É nesse contexto que podemos compreender a geórgica da alma e o lugar que nela tem o desejo. Se é verdade que o objetivo da moral é a virtude, entendida como a vontade conduzida pela reta razão e seduzida pelos bens com que a persuade a retórica com seu exemplaria, e se é verdade que “os ferrões da vontade são as paixões e seus ministros são os órgãos e os movimentos voluntários”, também é verdade que a Natureza colocou em nós um “começo de inclinação” que pode ser dirigido segundo nosso engenho e arte, assim como plantou em nós “ervas boas e ervas más”, cabendo ao jardineiro da alma desenvolver uma arte para extirpar as últimas e cultivar as primeiras. A Natureza nos dá o apetite, mas nós nos damos desejos, criando uma segunda natureza que, por isso mesmo, está inteiramente em nosso poder. A Natura vexata, no caso do homem, surge quando, feita a travessia das constituições e dos caracteres, aportamos na região dos afetos que, sendo causados pelo costume e pelo hábito, estão sob nosso domínio. A geórgica da alma tem como objeto constituições e caracteres, impressos em nós pela Natureza, e suas doenças, os afetos, impostos a nós pela Fortuna; como objetivo, não um quadro geral e classificatório de exemplares universais abstratos (a cólera, a esperança, a crueldade) e sim casos individuais, delineados à maneira dos poetas e historiadores (o colérico, o esperançoso, o cruel), isto é, comportamentos momentâneos ou duradouros, causados pela conjunção da Natureza e da Fortuna; como finalidade, determinar as causas que estão em nosso poder porque sobre elas deveremos agir, tomando-as como “ingredientes dos remédios” para o tratamento da alma (educação, exercício, louvor, censura, imitação, emulação); e como método, uma “exata anatomia das constituições”, uma “viva pintura dos caracteres” e o abandono da posição aristotélica, segundo a qual o hábito e o costume não têm poder para alterar o natural. O erro de Aristóteles esteve em desconsiderar aqueles seres cuja natureza é suscetível de aumento ou diminuição e nos quais o hábito e o costume, violentando a placidez natural, são capazes de produzir alterações definitivas, criando uma segunda natureza. Hábito, o desejo precisa ser submetido à arte que depura, extirpa, libera, amadurece e fortifica seus próprios artifícios.

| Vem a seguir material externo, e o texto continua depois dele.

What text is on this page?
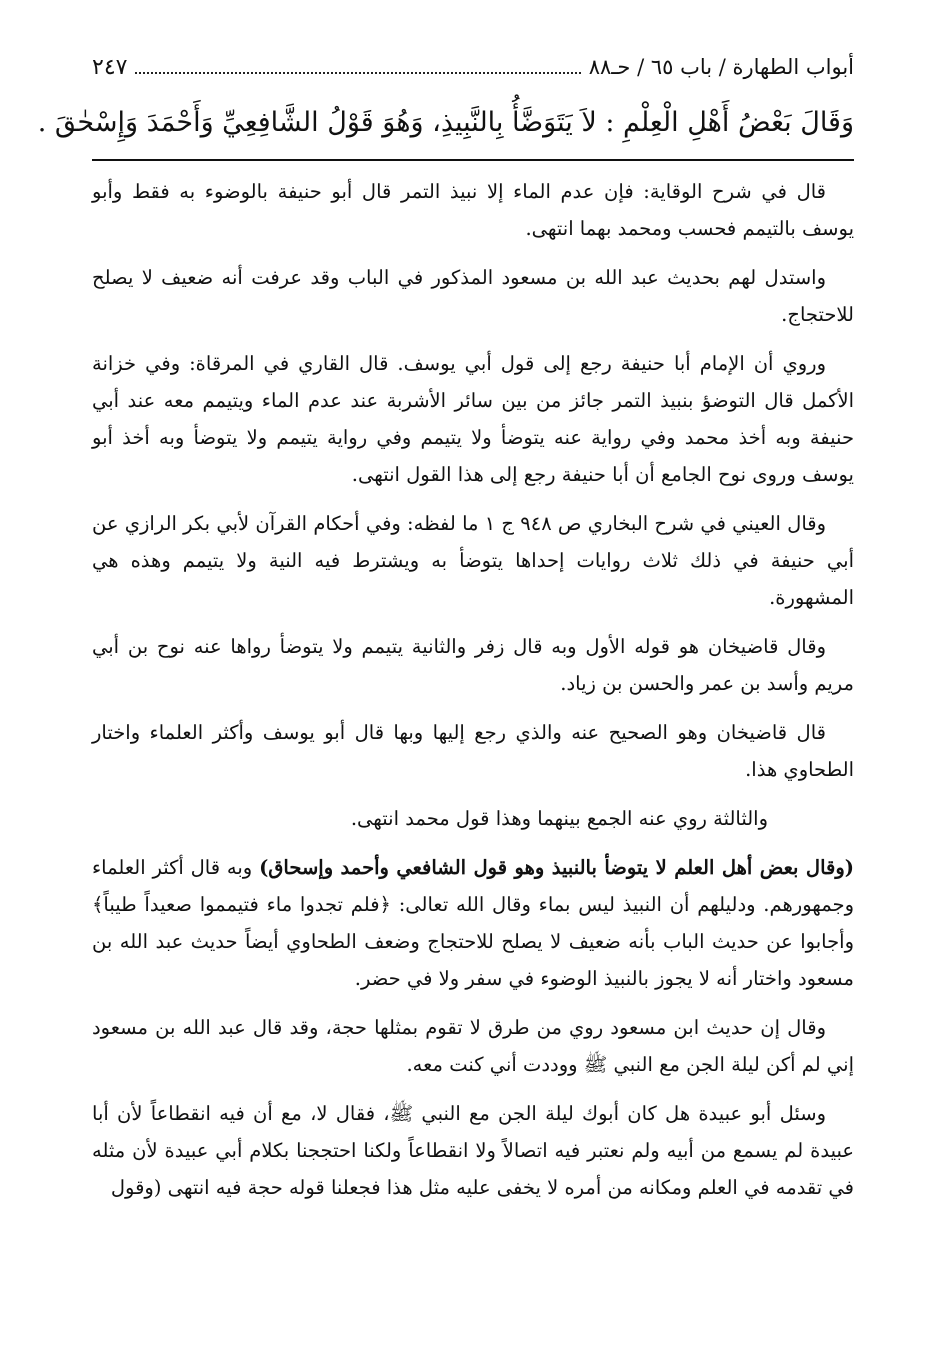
أبواب الطهارة / باب ٦٥ / حـ٨٨
٢٤٧
وَقَالَ بَعْضُ أَهْلِ الْعِلْمِ : لاَ يَتَوَضَّأُ بِالنَّبِيذِ، وَهُوَ قَوْلُ الشَّافِعِيِّ وَأَحْمَدَ وَإِسْحٰقَ .

قال في شرح الوقاية: فإن عدم الماء إلا نبيذ التمر قال أبو حنيفة بالوضوء به فقط وأبو يوسف بالتيمم فحسب ومحمد بهما انتهى.

واستدل لهم بحديث عبد الله بن مسعود المذكور في الباب وقد عرفت أنه ضعيف لا يصلح للاحتجاج.

وروي أن الإمام أبا حنيفة رجع إلى قول أبي يوسف. قال القاري في المرقاة: وفي خزانة الأكمل قال التوضؤ بنبيذ التمر جائز من بين سائر الأشربة عند عدم الماء ويتيمم معه عند أبي حنيفة وبه أخذ محمد وفي رواية عنه يتوضأ ولا يتيمم وفي رواية يتيمم ولا يتوضأ وبه أخذ أبو يوسف وروى نوح الجامع أن أبا حنيفة رجع إلى هذا القول انتهى.

وقال العيني في شرح البخاري ص ٩٤٨ ج ١ ما لفظه: وفي أحكام القرآن لأبي بكر الرازي عن أبي حنيفة في ذلك ثلاث روايات إحداها يتوضأ به ويشترط فيه النية ولا يتيمم وهذه هي المشهورة.

وقال قاضيخان هو قوله الأول وبه قال زفر والثانية يتيمم ولا يتوضأ رواها عنه نوح بن أبي مريم وأسد بن عمر والحسن بن زياد.

قال قاضيخان وهو الصحيح عنه والذي رجع إليها وبها قال أبو يوسف وأكثر العلماء واختار الطحاوي هذا.

والثالثة روي عنه الجمع بينهما وهذا قول محمد انتهى.

(وقال بعض أهل العلم لا يتوضأ بالنبيذ وهو قول الشافعي وأحمد وإسحاق) وبه قال أكثر العلماء وجمهورهم. ودليلهم أن النبيذ ليس بماء وقال الله تعالى: ﴿فلم تجدوا ماء فتيمموا صعيداً طيباً﴾ وأجابوا عن حديث الباب بأنه ضعيف لا يصلح للاحتجاج وضعف الطحاوي أيضاً حديث عبد الله بن مسعود واختار أنه لا يجوز بالنبيذ الوضوء في سفر ولا في حضر.

وقال إن حديث ابن مسعود روي من طرق لا تقوم بمثلها حجة، وقد قال عبد الله بن مسعود إني لم أكن ليلة الجن مع النبي ﷺ ووددت أني كنت معه.

وسئل أبو عبيدة هل كان أبوك ليلة الجن مع النبي ﷺ، فقال لا، مع أن فيه انقطاعاً لأن أبا عبيدة لم يسمع من أبيه ولم نعتبر فيه اتصالاً ولا انقطاعاً ولكنا احتججنا بكلام أبي عبيدة لأن مثله في تقدمه في العلم ومكانه من أمره لا يخفى عليه مثل هذا فجعلنا قوله حجة فيه انتهى (وقول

“A arte imita a Natureza” significa, agora, que a arte faz como a Natureza, fazendo por ela e mesmo contra ela aquilo que, sendo potencialidade natural, a Natureza não consegue por si mesma atualizar, senão quando violentada. Assim como a educação do desejo exige que seja desenvolvido pouco a pouco e vergado em sentido contrário, como o jardineiro verga a planta para forçá-la a crescer reta, e assim como o jardineiro da Nova Atlântida, atormentando a Natureza, desloca sementes para regiões mais adequadas onde a Natureza não as depositou, mas o homem as plantou para frutificar como jamais o fariam naturalmente, realiza enxertos que criam espécies novas e surpreendentes, assim também, o filósofo moral deslocará os objetos do desejo, criará novos hábitos e costumes e garantirá ao homem a condição de Faber Fortunae porque é Faber ingenii sui, arquiteto de seu caráter ou de sua natureza.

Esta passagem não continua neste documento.